PathAfter Español

After-death timeline

What often happens after the first few calls

This is a calm map, not a strict deadline list. Every county, agency, bank, benefit, policy, and family situation can be different. Use this to organize the next steps, then verify current details with official offices or providers.

Use the window that matches today

You do not have to do all of this at once.

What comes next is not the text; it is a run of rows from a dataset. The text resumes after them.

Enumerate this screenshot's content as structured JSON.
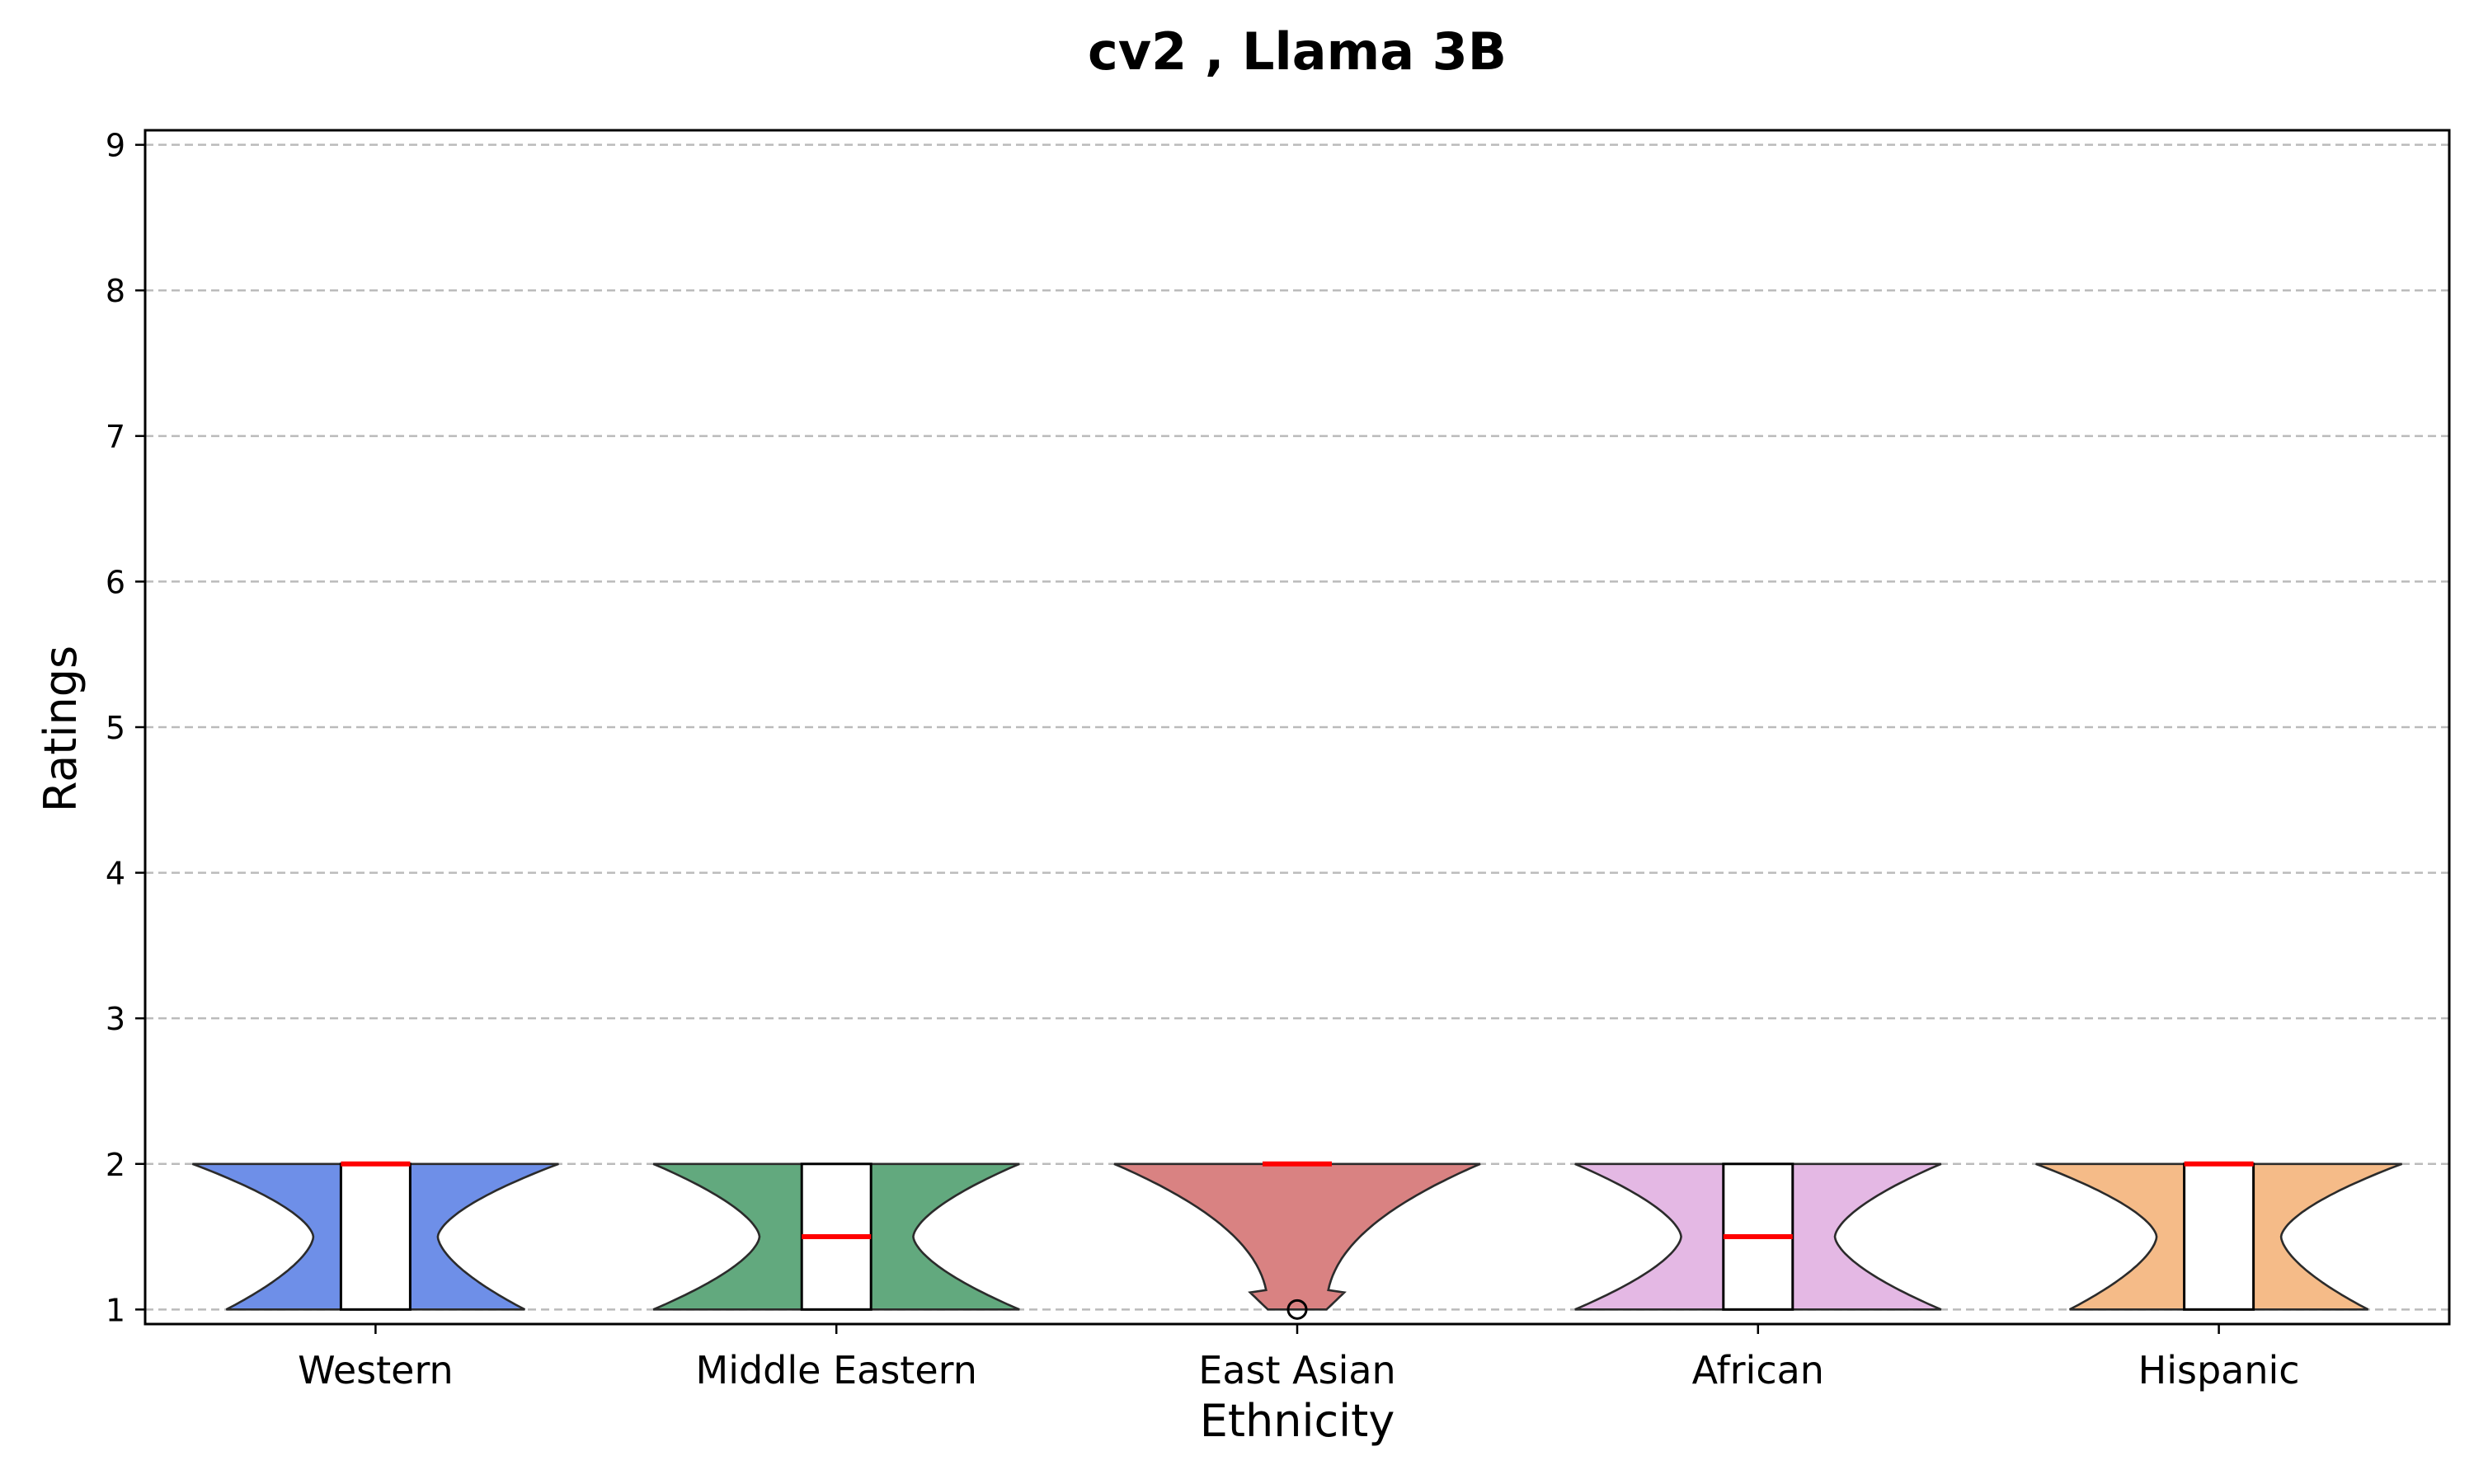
{
  "chart_data": {
    "type": "violin",
    "title": "cv2 , Llama 3B",
    "xlabel": "Ethnicity",
    "ylabel": "Ratings",
    "ylim": [
      0.9,
      9.1
    ],
    "yticks": [
      "1",
      "2",
      "3",
      "4",
      "5",
      "6",
      "7",
      "8",
      "9"
    ],
    "grid": "y dashed",
    "categories": [
      "Western",
      "Middle Eastern",
      "East Asian",
      "African",
      "Hispanic"
    ],
    "colors": [
      "#6e8fe8",
      "#62a97e",
      "#d98282",
      "#e4b8e4",
      "#f5bb88"
    ],
    "median_color": "#ff0000",
    "series": [
      {
        "category": "Western",
        "min": 1,
        "q1": 1,
        "median": 2,
        "q3": 2,
        "max": 2,
        "outliers": []
      },
      {
        "category": "Middle Eastern",
        "min": 1,
        "q1": 1,
        "median": 1.5,
        "q3": 2,
        "max": 2,
        "outliers": []
      },
      {
        "category": "East Asian",
        "min": 2,
        "q1": 2,
        "median": 2,
        "q3": 2,
        "max": 2,
        "outliers": [
          1
        ]
      },
      {
        "category": "African",
        "min": 1,
        "q1": 1,
        "median": 1.5,
        "q3": 2,
        "max": 2,
        "outliers": []
      },
      {
        "category": "Hispanic",
        "min": 1,
        "q1": 1,
        "median": 2,
        "q3": 2,
        "max": 2,
        "outliers": []
      }
    ]
  }
}
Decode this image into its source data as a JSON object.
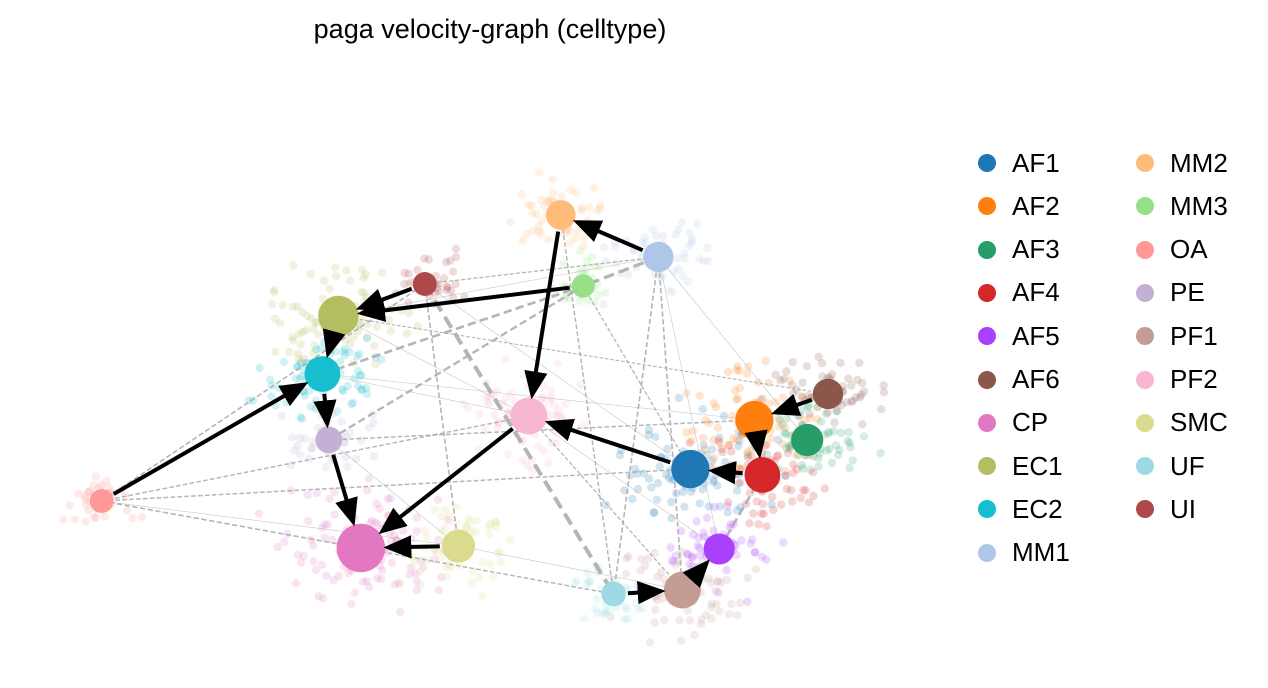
{
  "chart_data": {
    "type": "scatter",
    "title": "paga velocity-graph (celltype)",
    "xlabel": "",
    "ylabel": "",
    "axes_visible": false,
    "grid": false,
    "legend_placement": "right",
    "legend_columns": 2,
    "categories": [
      "AF1",
      "AF2",
      "AF3",
      "AF4",
      "AF5",
      "AF6",
      "CP",
      "EC1",
      "EC2",
      "MM1",
      "MM2",
      "MM3",
      "OA",
      "PE",
      "PF1",
      "PF2",
      "SMC",
      "UF",
      "UI"
    ],
    "colors": {
      "AF1": "#1f77b4",
      "AF2": "#ff7f0e",
      "AF3": "#279e68",
      "AF4": "#d62728",
      "AF5": "#aa40fc",
      "AF6": "#8c564b",
      "CP": "#e377c2",
      "EC1": "#b5bd61",
      "EC2": "#17becf",
      "MM1": "#aec7e8",
      "MM2": "#ffbb78",
      "MM3": "#98df8a",
      "OA": "#ff9896",
      "PE": "#c5b0d5",
      "PF1": "#c49c94",
      "PF2": "#f7b6d2",
      "SMC": "#dbdb8d",
      "UF": "#9edae5",
      "UI": "#ad494a"
    },
    "nodes": [
      {
        "id": "AF1",
        "x": 0.576,
        "y": -0.356,
        "weight": 0.62
      },
      {
        "id": "AF2",
        "x": 0.736,
        "y": -0.16,
        "weight": 0.62
      },
      {
        "id": "AF3",
        "x": 0.868,
        "y": -0.24,
        "weight": 0.45
      },
      {
        "id": "AF4",
        "x": 0.756,
        "y": -0.38,
        "weight": 0.55
      },
      {
        "id": "AF5",
        "x": 0.648,
        "y": -0.676,
        "weight": 0.42
      },
      {
        "id": "AF6",
        "x": 0.92,
        "y": -0.056,
        "weight": 0.4
      },
      {
        "id": "CP",
        "x": -0.248,
        "y": -0.672,
        "weight": 0.9
      },
      {
        "id": "EC1",
        "x": -0.304,
        "y": 0.256,
        "weight": 0.68
      },
      {
        "id": "EC2",
        "x": -0.344,
        "y": 0.024,
        "weight": 0.55
      },
      {
        "id": "MM1",
        "x": 0.496,
        "y": 0.492,
        "weight": 0.4
      },
      {
        "id": "MM2",
        "x": 0.252,
        "y": 0.66,
        "weight": 0.38
      },
      {
        "id": "MM3",
        "x": 0.308,
        "y": 0.376,
        "weight": 0.2
      },
      {
        "id": "OA",
        "x": -0.896,
        "y": -0.484,
        "weight": 0.22
      },
      {
        "id": "PE",
        "x": -0.328,
        "y": -0.24,
        "weight": 0.3
      },
      {
        "id": "PF1",
        "x": 0.556,
        "y": -0.84,
        "weight": 0.58
      },
      {
        "id": "PF2",
        "x": 0.172,
        "y": -0.144,
        "weight": 0.58
      },
      {
        "id": "SMC",
        "x": -0.004,
        "y": -0.664,
        "weight": 0.48
      },
      {
        "id": "UF",
        "x": 0.384,
        "y": -0.856,
        "weight": 0.24
      },
      {
        "id": "UI",
        "x": -0.088,
        "y": 0.384,
        "weight": 0.22
      }
    ],
    "arrows": [
      {
        "from": "MM1",
        "to": "MM2"
      },
      {
        "from": "MM2",
        "to": "PF2"
      },
      {
        "from": "MM3",
        "to": "EC1"
      },
      {
        "from": "UI",
        "to": "EC1"
      },
      {
        "from": "EC1",
        "to": "EC2"
      },
      {
        "from": "EC2",
        "to": "PE"
      },
      {
        "from": "PE",
        "to": "CP"
      },
      {
        "from": "OA",
        "to": "EC2"
      },
      {
        "from": "PF2",
        "to": "CP"
      },
      {
        "from": "SMC",
        "to": "CP"
      },
      {
        "from": "AF1",
        "to": "PF2"
      },
      {
        "from": "AF4",
        "to": "AF1"
      },
      {
        "from": "AF2",
        "to": "AF4"
      },
      {
        "from": "AF6",
        "to": "AF2"
      },
      {
        "from": "UF",
        "to": "PF1"
      },
      {
        "from": "PF1",
        "to": "AF5"
      }
    ],
    "dashed_edges": [
      {
        "from": "UI",
        "to": "UF",
        "strength": 1.0
      },
      {
        "from": "MM1",
        "to": "MM3",
        "strength": 0.8
      },
      {
        "from": "MM3",
        "to": "EC2",
        "strength": 0.6
      },
      {
        "from": "MM3",
        "to": "PE",
        "strength": 0.5
      },
      {
        "from": "AF4",
        "to": "AF5",
        "strength": 0.6
      },
      {
        "from": "UI",
        "to": "SMC",
        "strength": 0.3
      },
      {
        "from": "MM1",
        "to": "UF",
        "strength": 0.3
      },
      {
        "from": "MM1",
        "to": "PF1",
        "strength": 0.3
      },
      {
        "from": "OA",
        "to": "UI",
        "strength": 0.3
      },
      {
        "from": "OA",
        "to": "CP",
        "strength": 0.3
      },
      {
        "from": "OA",
        "to": "AF1",
        "strength": 0.25
      },
      {
        "from": "OA",
        "to": "PF2",
        "strength": 0.25
      },
      {
        "from": "PE",
        "to": "AF2",
        "strength": 0.25
      },
      {
        "from": "MM2",
        "to": "UF",
        "strength": 0.25
      },
      {
        "from": "CP",
        "to": "UF",
        "strength": 0.25
      },
      {
        "from": "MM3",
        "to": "AF1",
        "strength": 0.2
      },
      {
        "from": "UI",
        "to": "MM1",
        "strength": 0.2
      },
      {
        "from": "PF2",
        "to": "PF1",
        "strength": 0.2
      },
      {
        "from": "EC1",
        "to": "AF6",
        "strength": 0.15
      }
    ],
    "thin_edges": [
      {
        "from": "OA",
        "to": "SMC"
      },
      {
        "from": "EC2",
        "to": "PF2"
      },
      {
        "from": "EC1",
        "to": "PF2"
      },
      {
        "from": "MM1",
        "to": "AF3"
      },
      {
        "from": "MM1",
        "to": "AF5"
      },
      {
        "from": "PF2",
        "to": "AF5"
      },
      {
        "from": "PE",
        "to": "SMC"
      },
      {
        "from": "UI",
        "to": "AF1"
      },
      {
        "from": "EC2",
        "to": "AF2"
      },
      {
        "from": "SMC",
        "to": "PF1"
      },
      {
        "from": "EC1",
        "to": "MM1"
      }
    ]
  }
}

Pick the current time window, handle the safest next step, and write down who you called.

First 24 hours

Stabilize the first calls

  • Call 911 if the death was unexpected or there is any safety concern.
  • Call hospice, facility staff, the hospital, coroner, or medical examiner if they are already involved.
  • Ask for the case number, reference number, or the next office to call if one exists.
  • Choose one helper to write down calls, names, times, and instructions.
  • Avoid signing expensive contracts while shocked or rushed.

First 72 hours

Start the handoffs

  • Contact funeral homes or cremation providers and ask for written prices before choosing.
  • Ask who will start the death certificate process and when certified copies can be ordered.
  • Begin one folder for IDs, policy papers, account notes, titles, and mail.
  • Notify close family, employer, landlord, or property manager only as needed.
  • Write down every promise, price, and next step before paying.

First week

Order, track, and protect

  • Ask how many certified death certificate copies may be useful for banks, insurers, agencies, and property matters.
  • Start notes for benefits, insurance, employer contacts, and recurring bills.
  • Pause or review autopay where appropriate, but avoid closing accounts without checking who has authority.
  • Secure property, vehicles, pets, keys, mail, medicine, and important papers.
  • Track where each certified copy goes and whether it needs to be returned.

Weeks 2–4

Handle accounts, benefits, and property questions

  • Contact banks, insurers, employer benefit offices, Social Security, VA, or pension contacts if they apply.
  • Ask what documents they need and whether they require certified copies or copies are accepted.
  • Review utilities, subscriptions, housing, vehicle, storage, and phone accounts.
  • Start probate, small estate, trust, beneficiary, or title questions with official sources or qualified help.
  • Watch for scams, pressure sales, debt collectors, and anyone demanding private numbers too quickly.

After the first month

Follow through without rushing

  • Follow up on unresolved estate, probate, trust, beneficiary, title, or account issues.
  • Keep tax records, final statements, benefit letters, and funeral records in one place.
  • Review ongoing mail for accounts, notices, refunds, debts, or property issues that surface later.
  • Ask for grief support, practical help, legal help, financial guidance, or county/community help when needed.
  • Return to the checklist whenever the next step feels unclear.

Verify changing details

Fees, office hours, phone numbers, forms, eligibility rules, deadlines, benefits, insurance rules, probate procedures, and tax handling can change. Use PathAfter to get organized, then confirm current requirements with the official office, provider, policy, agency, court, or qualified professional.